Right before the vote to pass the budget, the Senate GOP caucus went into conference. When the senators returned, Minority Leader Thomas Norment, Jr. (R-James City) hinted that many of his caucus would vote against the bill. He said, “It is not so much about the substantive provisions of the budget that we have amended. Rather I believe that the vote you are about to see is going to be a reflection of the frustration and the indignation of the entire process.”
“We’ve had this budget since Friday, I believe. So that’s Saturday, Sunday, Monday, Tuesday, and today’s Wednesday. So that’s five days that the people of the Commonwealth of Virginia have had to look at this budget. There has been no meaningful committee hearings. There’ve been no subcommittee meetings. There have been no public hearings,” Senator Mark Obenshain (R-Rockingham) said.
“I think we’re looking at a budget, that had it been a collaborative effort, would reflect many of the same issues that are in this budget now,” Senator Siobhan Dunnavant (R-Henrico.) “I can tell you, absolutely, having consistently supported the budgets, I’m not going to support this and I’m not supporting it because of the process.”
Democrats noted that many of the provisions in the budget were things that Republicans had pushed for in the past. Senate Finance Committee Chair Janet Howell (D-Fairfax) said they had asked each senator to send in their funding priorities and only four Republicans and 16 Democrats sent in priorities.

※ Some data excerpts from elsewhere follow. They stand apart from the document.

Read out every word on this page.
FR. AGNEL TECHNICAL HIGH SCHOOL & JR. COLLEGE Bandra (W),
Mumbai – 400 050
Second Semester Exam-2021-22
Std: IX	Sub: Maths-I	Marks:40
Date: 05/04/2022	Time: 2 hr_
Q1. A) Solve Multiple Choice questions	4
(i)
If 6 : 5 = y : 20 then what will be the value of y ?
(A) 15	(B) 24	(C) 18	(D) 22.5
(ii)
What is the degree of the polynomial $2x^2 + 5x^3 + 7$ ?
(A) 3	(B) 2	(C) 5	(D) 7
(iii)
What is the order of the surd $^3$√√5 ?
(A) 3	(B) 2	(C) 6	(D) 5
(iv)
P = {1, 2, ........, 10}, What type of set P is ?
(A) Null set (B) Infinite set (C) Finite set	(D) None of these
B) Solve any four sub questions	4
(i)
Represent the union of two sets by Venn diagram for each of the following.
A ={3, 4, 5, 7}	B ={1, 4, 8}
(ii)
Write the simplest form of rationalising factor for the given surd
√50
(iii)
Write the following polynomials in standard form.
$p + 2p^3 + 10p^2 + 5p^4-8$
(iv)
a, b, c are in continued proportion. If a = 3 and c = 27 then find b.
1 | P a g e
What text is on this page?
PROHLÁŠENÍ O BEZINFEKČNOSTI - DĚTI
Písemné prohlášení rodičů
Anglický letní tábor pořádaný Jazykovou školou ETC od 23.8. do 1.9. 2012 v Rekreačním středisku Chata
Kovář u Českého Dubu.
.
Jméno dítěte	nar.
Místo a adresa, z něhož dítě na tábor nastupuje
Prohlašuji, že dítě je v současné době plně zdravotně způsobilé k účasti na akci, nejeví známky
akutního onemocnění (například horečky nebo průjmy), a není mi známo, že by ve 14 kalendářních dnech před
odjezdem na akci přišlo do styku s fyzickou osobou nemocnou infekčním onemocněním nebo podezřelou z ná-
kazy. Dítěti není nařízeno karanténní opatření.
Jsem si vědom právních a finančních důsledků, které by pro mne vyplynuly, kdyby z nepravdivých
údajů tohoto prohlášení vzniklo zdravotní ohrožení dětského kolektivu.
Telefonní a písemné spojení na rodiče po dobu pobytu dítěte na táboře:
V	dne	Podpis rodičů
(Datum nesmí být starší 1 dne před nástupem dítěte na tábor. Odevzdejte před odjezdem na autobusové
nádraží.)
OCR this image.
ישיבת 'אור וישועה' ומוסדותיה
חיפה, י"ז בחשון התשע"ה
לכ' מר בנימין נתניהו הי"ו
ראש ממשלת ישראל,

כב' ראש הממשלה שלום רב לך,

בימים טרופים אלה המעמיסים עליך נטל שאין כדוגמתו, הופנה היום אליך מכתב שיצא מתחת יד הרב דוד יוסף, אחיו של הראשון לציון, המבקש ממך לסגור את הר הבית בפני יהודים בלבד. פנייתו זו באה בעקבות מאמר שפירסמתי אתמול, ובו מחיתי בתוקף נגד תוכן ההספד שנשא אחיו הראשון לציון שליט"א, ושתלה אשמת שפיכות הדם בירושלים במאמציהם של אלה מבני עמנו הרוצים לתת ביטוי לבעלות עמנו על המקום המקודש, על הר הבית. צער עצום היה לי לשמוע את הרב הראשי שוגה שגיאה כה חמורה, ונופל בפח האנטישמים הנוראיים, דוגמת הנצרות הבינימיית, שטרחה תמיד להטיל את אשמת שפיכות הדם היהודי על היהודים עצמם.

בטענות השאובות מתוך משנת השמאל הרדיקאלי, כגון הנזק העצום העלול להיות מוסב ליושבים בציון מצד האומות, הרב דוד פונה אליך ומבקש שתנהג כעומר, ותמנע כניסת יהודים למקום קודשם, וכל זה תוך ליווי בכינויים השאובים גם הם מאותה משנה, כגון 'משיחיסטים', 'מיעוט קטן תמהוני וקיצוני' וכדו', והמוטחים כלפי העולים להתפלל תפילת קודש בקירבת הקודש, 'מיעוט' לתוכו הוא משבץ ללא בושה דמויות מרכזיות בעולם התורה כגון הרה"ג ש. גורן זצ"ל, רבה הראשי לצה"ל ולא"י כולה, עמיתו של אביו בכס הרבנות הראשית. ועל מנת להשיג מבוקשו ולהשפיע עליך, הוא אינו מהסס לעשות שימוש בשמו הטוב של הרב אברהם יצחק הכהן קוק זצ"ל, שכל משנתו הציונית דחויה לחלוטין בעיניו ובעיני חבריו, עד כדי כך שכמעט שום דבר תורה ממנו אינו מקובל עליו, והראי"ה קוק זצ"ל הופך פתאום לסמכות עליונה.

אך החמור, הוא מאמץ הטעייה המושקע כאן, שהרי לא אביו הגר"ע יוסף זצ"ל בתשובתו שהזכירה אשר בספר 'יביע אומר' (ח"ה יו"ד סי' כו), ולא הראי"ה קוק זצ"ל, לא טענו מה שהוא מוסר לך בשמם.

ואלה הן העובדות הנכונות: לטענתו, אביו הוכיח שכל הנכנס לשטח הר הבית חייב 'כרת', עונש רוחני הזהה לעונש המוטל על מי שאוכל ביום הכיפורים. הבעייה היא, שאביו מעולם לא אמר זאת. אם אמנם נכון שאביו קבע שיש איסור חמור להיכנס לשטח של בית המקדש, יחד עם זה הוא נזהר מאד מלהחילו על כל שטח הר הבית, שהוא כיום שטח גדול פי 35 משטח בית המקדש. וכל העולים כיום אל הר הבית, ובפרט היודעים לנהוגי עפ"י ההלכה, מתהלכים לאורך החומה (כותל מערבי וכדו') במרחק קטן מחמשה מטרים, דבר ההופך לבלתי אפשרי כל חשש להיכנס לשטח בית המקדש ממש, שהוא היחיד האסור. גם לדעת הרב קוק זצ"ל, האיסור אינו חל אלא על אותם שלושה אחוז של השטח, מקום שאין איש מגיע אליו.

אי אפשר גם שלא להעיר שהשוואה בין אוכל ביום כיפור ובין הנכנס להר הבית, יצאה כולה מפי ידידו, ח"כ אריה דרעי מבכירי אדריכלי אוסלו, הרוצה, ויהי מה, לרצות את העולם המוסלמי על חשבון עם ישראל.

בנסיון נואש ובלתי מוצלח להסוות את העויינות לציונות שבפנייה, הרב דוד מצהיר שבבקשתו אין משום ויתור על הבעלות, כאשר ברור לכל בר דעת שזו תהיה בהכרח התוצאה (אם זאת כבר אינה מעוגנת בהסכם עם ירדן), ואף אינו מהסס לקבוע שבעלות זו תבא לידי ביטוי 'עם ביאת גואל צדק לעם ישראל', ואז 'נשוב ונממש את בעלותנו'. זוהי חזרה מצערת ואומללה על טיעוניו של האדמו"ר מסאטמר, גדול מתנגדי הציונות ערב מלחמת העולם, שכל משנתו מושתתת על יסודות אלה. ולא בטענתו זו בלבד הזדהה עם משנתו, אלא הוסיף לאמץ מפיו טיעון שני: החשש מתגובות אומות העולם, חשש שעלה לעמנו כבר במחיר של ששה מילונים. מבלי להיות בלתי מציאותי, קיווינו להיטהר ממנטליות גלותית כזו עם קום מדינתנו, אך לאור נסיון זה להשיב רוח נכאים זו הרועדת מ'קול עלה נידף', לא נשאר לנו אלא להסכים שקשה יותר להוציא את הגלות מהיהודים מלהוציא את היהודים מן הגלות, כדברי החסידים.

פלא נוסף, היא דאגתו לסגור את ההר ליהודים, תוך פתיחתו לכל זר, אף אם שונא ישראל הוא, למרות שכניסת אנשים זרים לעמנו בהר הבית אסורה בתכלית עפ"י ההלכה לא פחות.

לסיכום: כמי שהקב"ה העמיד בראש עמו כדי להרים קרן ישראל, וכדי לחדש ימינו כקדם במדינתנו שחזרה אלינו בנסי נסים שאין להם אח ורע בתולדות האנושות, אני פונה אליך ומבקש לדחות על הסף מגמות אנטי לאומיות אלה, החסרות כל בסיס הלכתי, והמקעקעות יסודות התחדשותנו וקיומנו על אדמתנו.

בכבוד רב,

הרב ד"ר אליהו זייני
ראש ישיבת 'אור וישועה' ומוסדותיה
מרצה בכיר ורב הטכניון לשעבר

“I would point out to those on the other side who are considering voting against [the bill], you are voting against broadband for your constituents,” Howell said. “You’re voting against school infrastructure improvements for the children in your district. You’re voting against funding for mental health for those who desperately need it. You’re voting against public safety improvements. You’re voting against unemployment assistance. And you’re voting against safe water.”
Senator Emmett Hanger (R-Augusta) was the only Republican who voted for the bill.
“There were a number of legislators last night that wanted to express their displeasure with basically the process and some of what was going on,” Hanger told The Virginia Star on Thursday.
He said, “I had signaled my intention when we first entertained the bill, when it first reported out of the Senate Finance Committee that there was a lot of good in there, that I wanted to work on tweaking it a bit, and if the Senate leadership was agreeable to that in the Finance Committee, then I would be able to support it. So that’s what happened. We got significant changes made during the process, so I felt very comfortable in voting for it, not that I had agreed with everything in it, but that we had opened up the process. It wasn’t just ramming it through as it came to us.”
When asked about the caucus meeting right before the vote, Hanger said he couldn’t speak specifically, but generally, he said there is “lots of peer pressure” to vote with the caucus for Democrats and Republicans, although there are no binding group votes.
“I have a history of being somewhat independent in that respect. I’m a Republican, but I represent a constituency,” he said.
The House passed an unamended version of the budget bill earlier on Wednesday in a 71-25 vote, with 19 Republicans voting in favor of it. On Thursday, both chambers insisted on their own versions of the bill, so each chamber will appoint members to participate in a joint conference committee between the House and the Senate. The members will hammer out a compromise and bring it back to their chambers for approval.